Weight Loss Over Two Years Predicts Reduced Diabetes Risk
Weight cycling linked to increased diabetes risk, even after adjustment for baseline weight
TUESDAY, July 22, 2014 (HealthDay News) -- Weight loss over two years is associated with reduced diabetes incidence and improvement in cardiometabolic risk factors, according to a study published online July 14 in Diabetes Care.
Linda M. Delahanty, R.D., from Massachusetts General Hospital in Boston, and colleagues examined measures of weight loss in relation to incident diabetes and cardiometabolic risk factors. Data were collected for 1,000 participants in the Diabetes Prevention Program lifestyle intervention arm. They analyzed nine weight measures, characterizing baseline weight, short- versus long-term weight loss, short- versus long-term weight regain, and weight cycling. The authors sought to examine predictors of incident diabetes and improvement in cardiometabolic risk factors.

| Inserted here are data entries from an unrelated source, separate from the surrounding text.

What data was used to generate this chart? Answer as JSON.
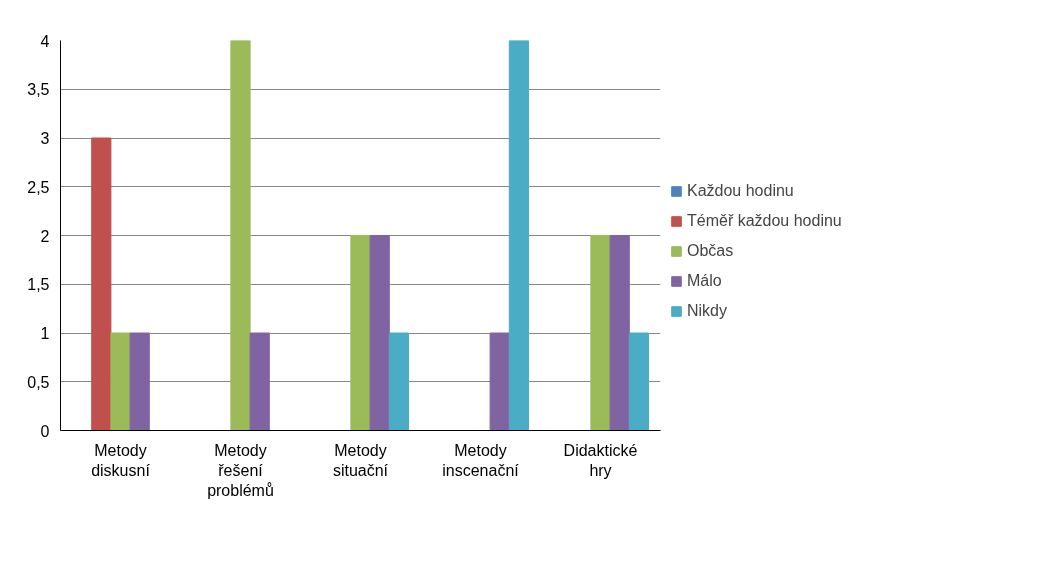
{
  "chart_data": {
    "type": "bar",
    "categories": [
      "Metody diskusní",
      "Metody řešení problémů",
      "Metody situační",
      "Metody inscenační",
      "Didaktické hry"
    ],
    "series": [
      {
        "name": "Každou hodinu",
        "color": "#4f81bd",
        "values": [
          0,
          0,
          0,
          0,
          0
        ]
      },
      {
        "name": "Téměř každou hodinu",
        "color": "#c0504d",
        "values": [
          3,
          0,
          0,
          0,
          0
        ]
      },
      {
        "name": "Občas",
        "color": "#9bbb59",
        "values": [
          1,
          4,
          2,
          0,
          2
        ]
      },
      {
        "name": "Málo",
        "color": "#8064a2",
        "values": [
          1,
          1,
          2,
          1,
          2
        ]
      },
      {
        "name": "Nikdy",
        "color": "#4bacc6",
        "values": [
          0,
          0,
          1,
          4,
          1
        ]
      }
    ],
    "ylim": [
      0,
      4
    ],
    "yticks": [
      0,
      {
        "value": 0.5,
        "label": "0,5"
      },
      1,
      {
        "value": 1.5,
        "label": "1,5"
      },
      2,
      {
        "value": 2.5,
        "label": "2,5"
      },
      3,
      {
        "value": 3.5,
        "label": "3,5"
      },
      4
    ],
    "grid": "y",
    "legend": "right"
  }
}
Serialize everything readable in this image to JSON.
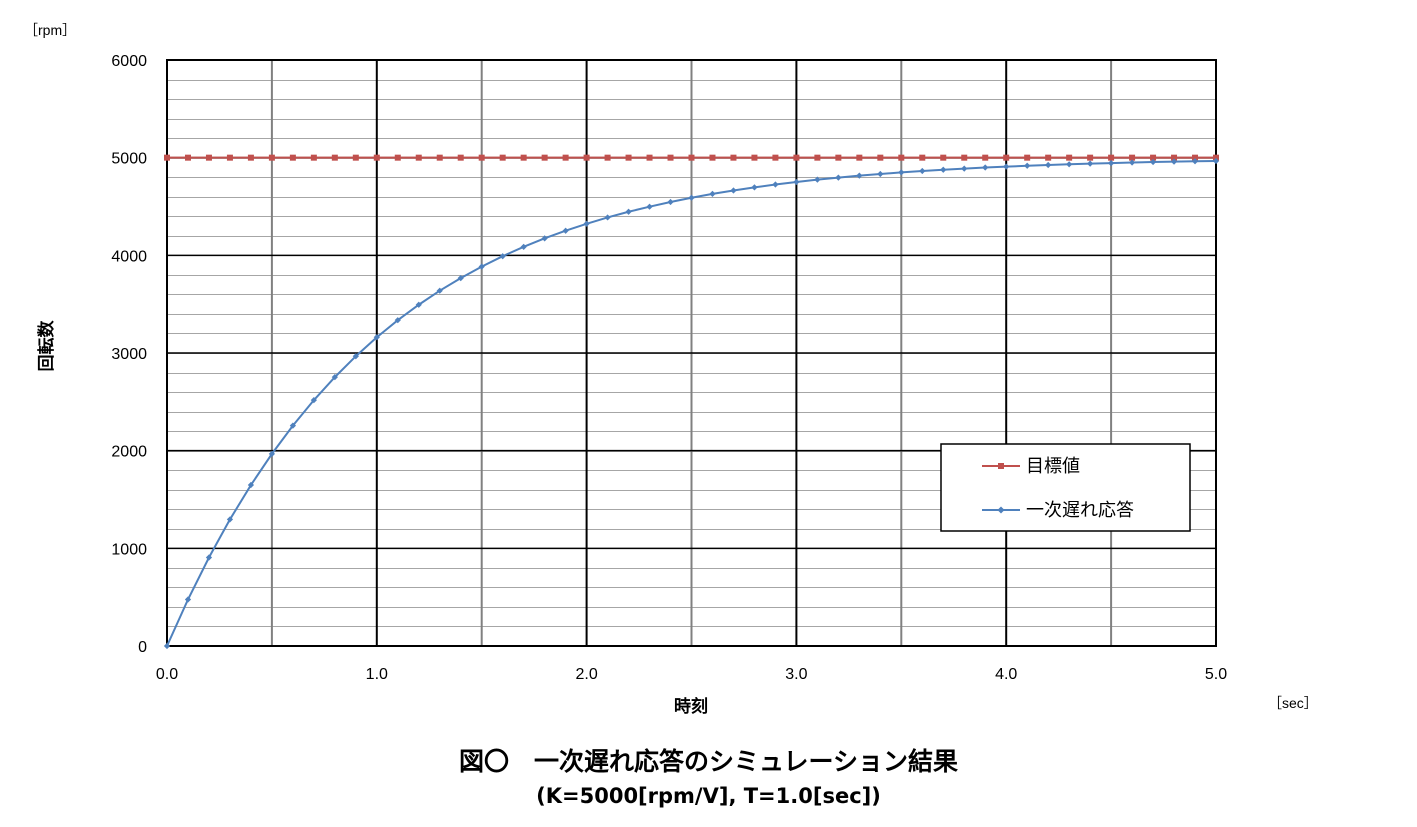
{
  "chart_data": {
    "type": "line",
    "y_unit": "［rpm］",
    "x_unit": "［sec］",
    "xlabel": "時刻",
    "ylabel": "回転数",
    "xlim": [
      0,
      5
    ],
    "ylim": [
      0,
      6000
    ],
    "x_tick_labels": [
      "0.0",
      "1.0",
      "2.0",
      "3.0",
      "4.0",
      "5.0"
    ],
    "y_tick_labels": [
      "0",
      "1000",
      "2000",
      "3000",
      "4000",
      "5000",
      "6000"
    ],
    "grid": true,
    "legend_position": "lower-right",
    "x": [
      0.0,
      0.1,
      0.2,
      0.3,
      0.4,
      0.5,
      0.6,
      0.7,
      0.8,
      0.9,
      1.0,
      1.1,
      1.2,
      1.3,
      1.4,
      1.5,
      1.6,
      1.7,
      1.8,
      1.9,
      2.0,
      2.1,
      2.2,
      2.3,
      2.4,
      2.5,
      2.6,
      2.7,
      2.8,
      2.9,
      3.0,
      3.1,
      3.2,
      3.3,
      3.4,
      3.5,
      3.6,
      3.7,
      3.8,
      3.9,
      4.0,
      4.1,
      4.2,
      4.3,
      4.4,
      4.5,
      4.6,
      4.7,
      4.8,
      4.9,
      5.0
    ],
    "series": [
      {
        "name": "目標値",
        "color": "#c0504d",
        "marker": "square",
        "values": [
          5000,
          5000,
          5000,
          5000,
          5000,
          5000,
          5000,
          5000,
          5000,
          5000,
          5000,
          5000,
          5000,
          5000,
          5000,
          5000,
          5000,
          5000,
          5000,
          5000,
          5000,
          5000,
          5000,
          5000,
          5000,
          5000,
          5000,
          5000,
          5000,
          5000,
          5000,
          5000,
          5000,
          5000,
          5000,
          5000,
          5000,
          5000,
          5000,
          5000,
          5000,
          5000,
          5000,
          5000,
          5000,
          5000,
          5000,
          5000,
          5000,
          5000,
          5000
        ]
      },
      {
        "name": "一次遅れ応答",
        "color": "#4f81bd",
        "marker": "diamond",
        "values": [
          0,
          476,
          906,
          1296,
          1648,
          1967,
          2256,
          2517,
          2753,
          2967,
          3161,
          3336,
          3494,
          3638,
          3767,
          3884,
          3991,
          4087,
          4174,
          4252,
          4323,
          4388,
          4446,
          4498,
          4546,
          4590,
          4629,
          4664,
          4696,
          4725,
          4751,
          4775,
          4796,
          4816,
          4833,
          4849,
          4863,
          4876,
          4888,
          4899,
          4908,
          4917,
          4925,
          4932,
          4939,
          4944,
          4950,
          4955,
          4959,
          4963,
          4966
        ]
      }
    ]
  },
  "caption": {
    "line1": "図〇　一次遅れ応答のシミュレーション結果",
    "line2": "(K=5000[rpm/V], T=1.0[sec])"
  }
}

The researchers found that weight loss in the first six months was protective of diabetes (hazard ratio, 0.94 per kg; P < 0.01) and cardiometabolic risk factors (P < 0.01); however, long-term weight loss (from zero to two years) was the strongest predictor of decreased incidence of diabetes (hazard ratio, 0.90 per kg; P < 0.01) and cardiometabolic risk factor improvement (for example, fasting glucose; P < 0.01). Per participant, weight cycling ranged from zero to six times and correlated positively with incident diabetes (hazard ratio, 1.33; P < 0.01), fasting glucose (P = 0.02), homeostatic model assessment insulin resistance (P = 0.04), and systolic blood pressure (P = 0.01). The effect of weight cycling was significant for diabetes risk (hazard ratio, 1.22; P = 0.03), but not for cardiometabolic traits, after adjustment for baseline weight.
"Two-year weight loss was the strongest predictor of reduced diabetes risk and improvements in cardiometabolic traits," the authors write.
Pharmaceutical, nutrition, and exercise industries donated materials, equipment, or medicines and/or supported the study.